You're insisting that even though the Greeks refused to participate in
sports with men who had "erections" (whether or not those "erections"
were actually the result of circumcision), that doesn't indicate
anything about their opinion of homosexuality?
I'm not insisting on anything, Don; insistence is for people who believe in moral social engineering and mythologies of anthropomorphic dieties. I'm suggesting that what you're talking about could fall under the same heading as any of a number of Greek beliefs about the phallus (for instance, that a large one was a sign of animality) or beliefs about rigid (pardon the word choice) separation of different spheres of being (athletic, political, intellectual, erotic).
Back when I was in high school you had better not been thinking of your
girlfriend when you were in swim class, becaue "homophobic" Americans
had the same reaction to erections on males who saw them naked that the
ancient Greeeks did.
I would consider you lucky to have had a swim class.
Otherwise, yuo illustrate nothing but that fear of homosexuals is widespread. Odd that you think I'd need convincing of such.

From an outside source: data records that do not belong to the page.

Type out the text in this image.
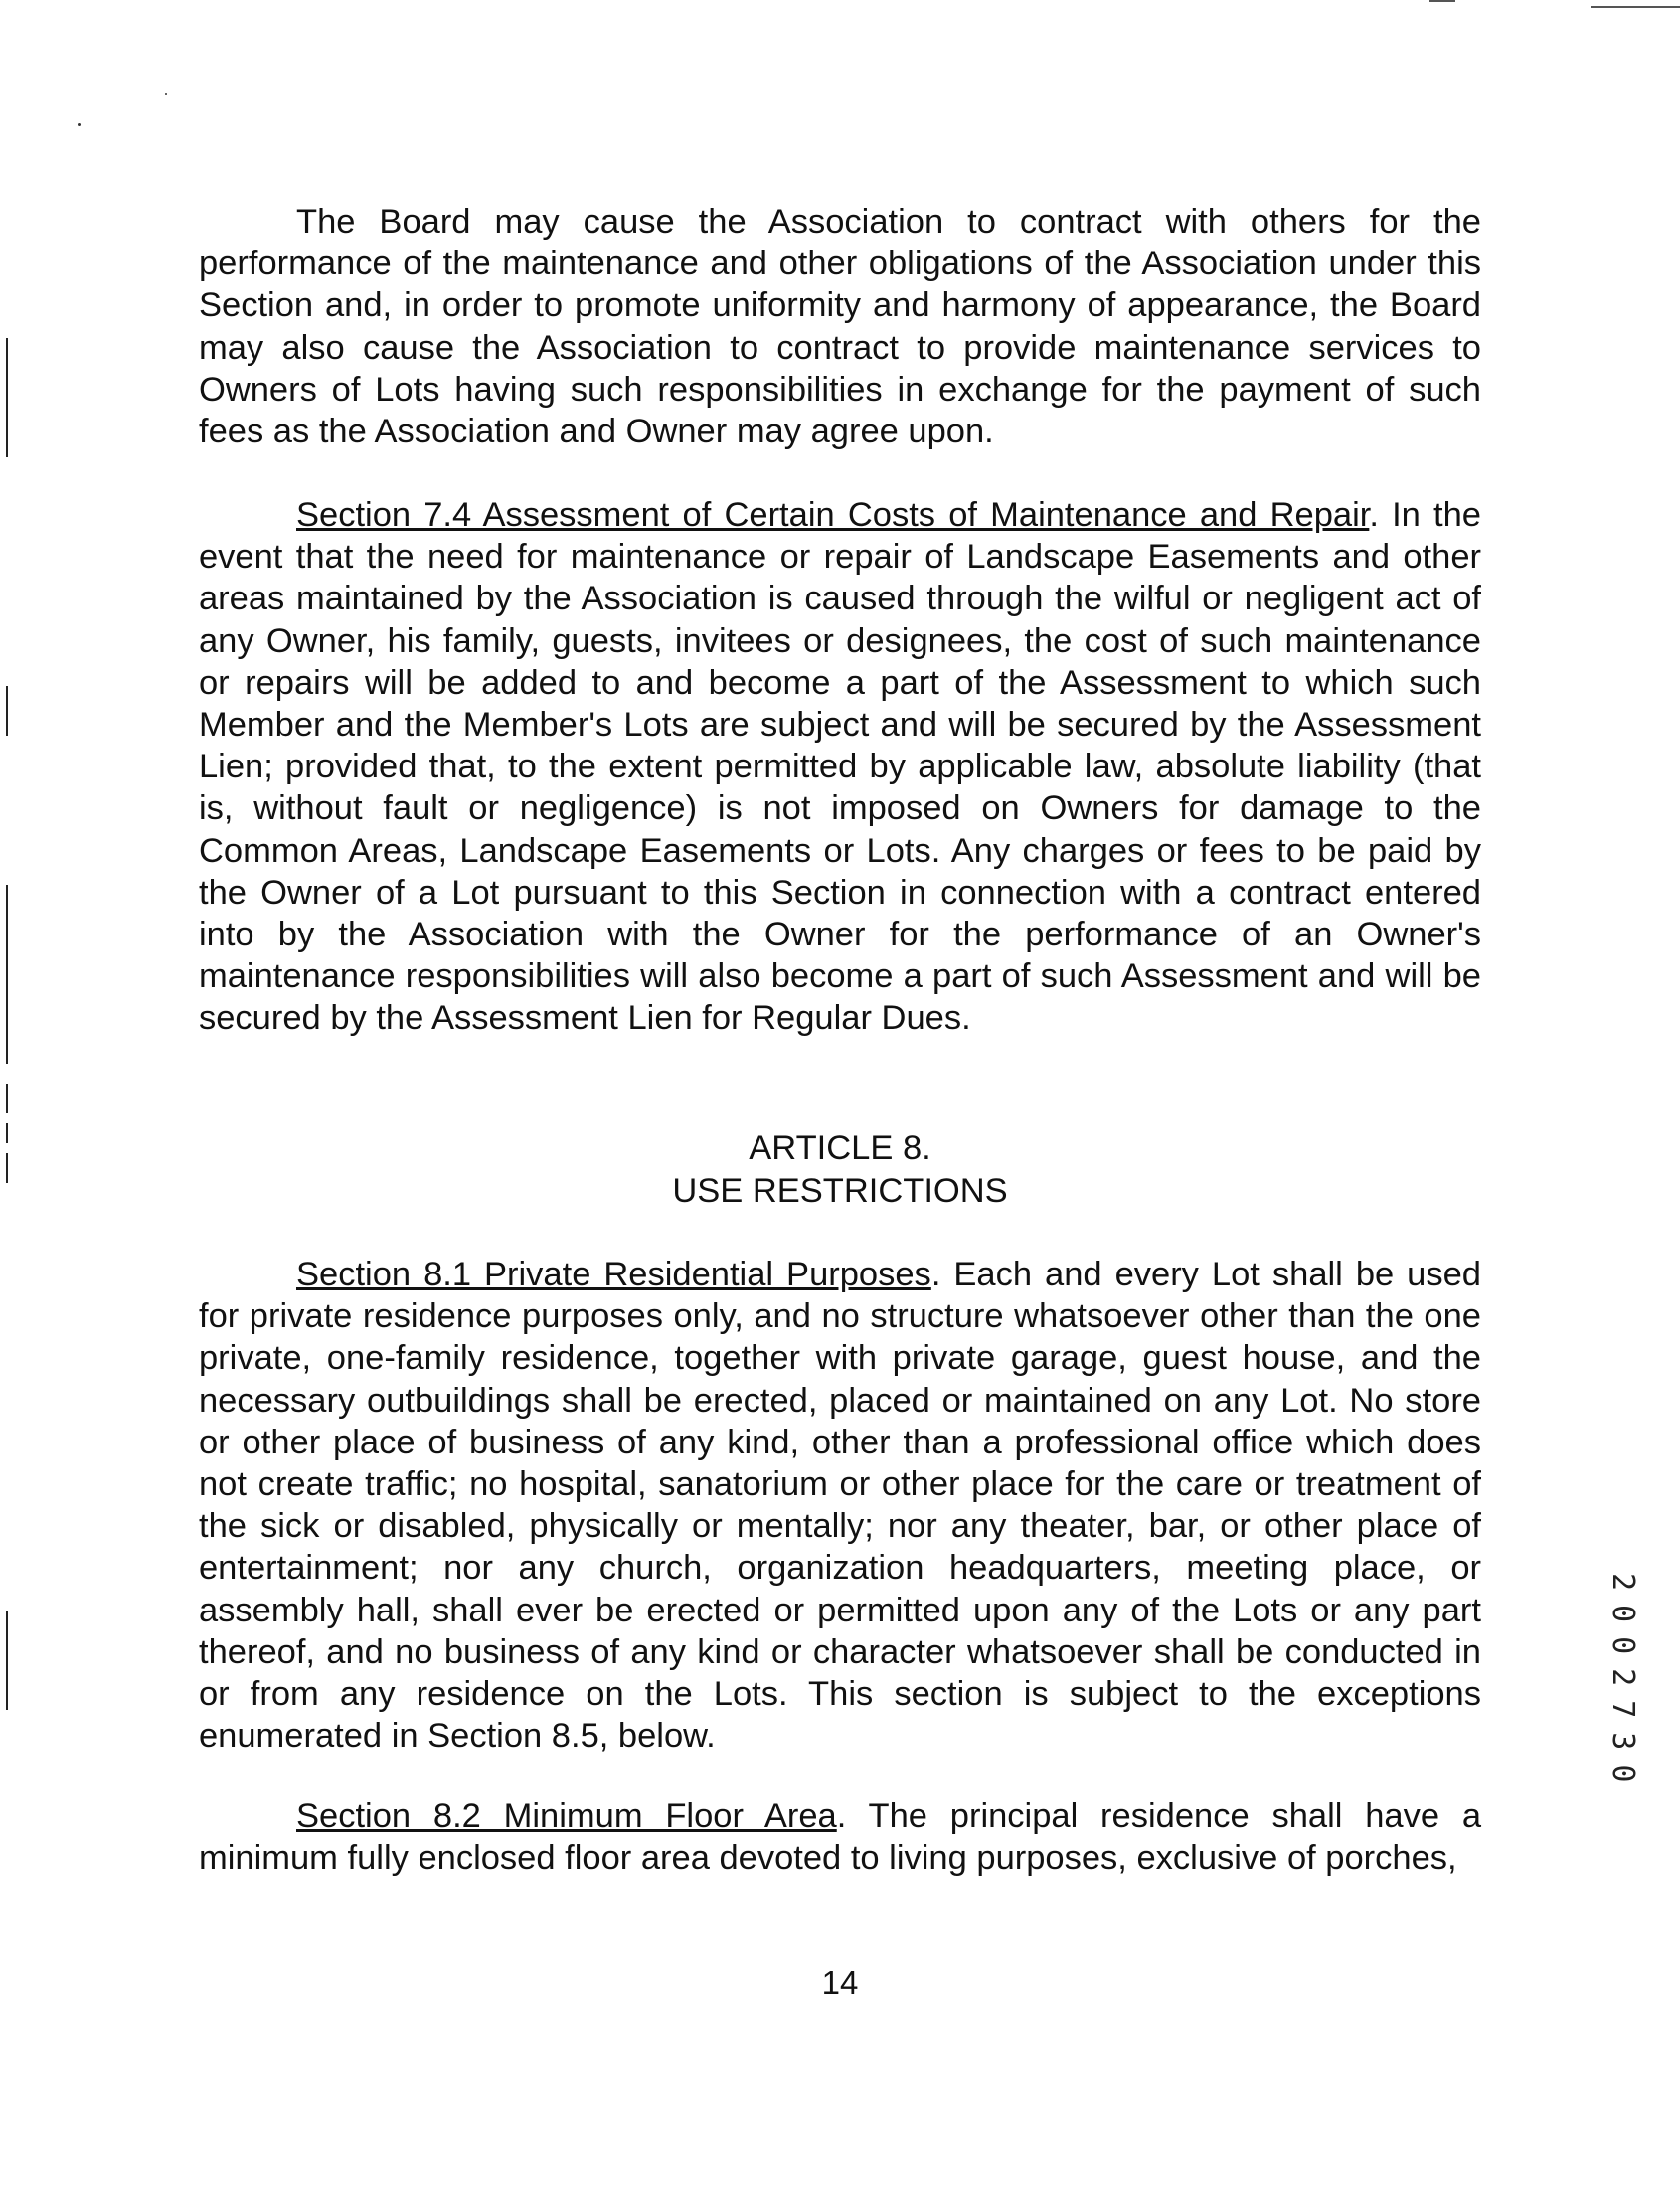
The Board may cause the Association to contract with others for the performance of the maintenance and other obligations of the Association under this Section and, in order to promote uniformity and harmony of appearance, the Board may also cause the Association to contract to provide maintenance services to Owners of Lots having such responsibilities in exchange for the payment of such fees as the Association and Owner may agree upon.

Section 7.4 Assessment of Certain Costs of Maintenance and Repair. In the event that the need for maintenance or repair of Landscape Easements and other areas maintained by the Association is caused through the wilful or negligent act of any Owner, his family, guests, invitees or designees, the cost of such maintenance or repairs will be added to and become a part of the Assessment to which such Member and the Member's Lots are subject and will be secured by the Assessment Lien; provided that, to the extent permitted by applicable law, absolute liability (that is, without fault or negligence) is not imposed on Owners for damage to the Common Areas, Landscape Easements or Lots. Any charges or fees to be paid by the Owner of a Lot pursuant to this Section in connection with a contract entered into by the Association with the Owner for the performance of an Owner's maintenance responsibilities will also become a part of such Assessment and will be secured by the Assessment Lien for Regular Dues.

ARTICLE 8.
USE RESTRICTIONS

Section 8.1 Private Residential Purposes. Each and every Lot shall be used for private residence purposes only, and no structure whatsoever other than the one private, one-family residence, together with private garage, guest house, and the necessary outbuildings shall be erected, placed or maintained on any Lot. No store or other place of business of any kind, other than a professional office which does not create traffic; no hospital, sanatorium or other place for the care or treatment of the sick or disabled, physically or mentally; nor any theater, bar, or other place of entertainment; nor any church, organization headquarters, meeting place, or assembly hall, shall ever be erected or permitted upon any of the Lots or any part thereof, and no business of any kind or character whatsoever shall be conducted in or from any residence on the Lots. This section is subject to the exceptions enumerated in Section 8.5, below.

Section 8.2 Minimum Floor Area. The principal residence shall have a minimum fully enclosed floor area devoted to living purposes, exclusive of porches,

14
2002730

Actually, you illustrate one thing that I've been saying for years: That acceptance or proscription of homosexuality does little to increase or decrease the frequency with which it takes place. If Greeks--for whom homosexual activity, publicly displayed, was at least marginally less criminalized, less verboten, than it is today--still by and large felt some personal revulsion toward it (and while I can disdain such revulsion, as I disdain everything that smacks of intelligence inferior to my own), then we can be fairly certain that no one who would not have been gay, say, under the laws of the old Puritan colonies would be any more likely to be gay if, say, individuals of the same sex were allowed to marry.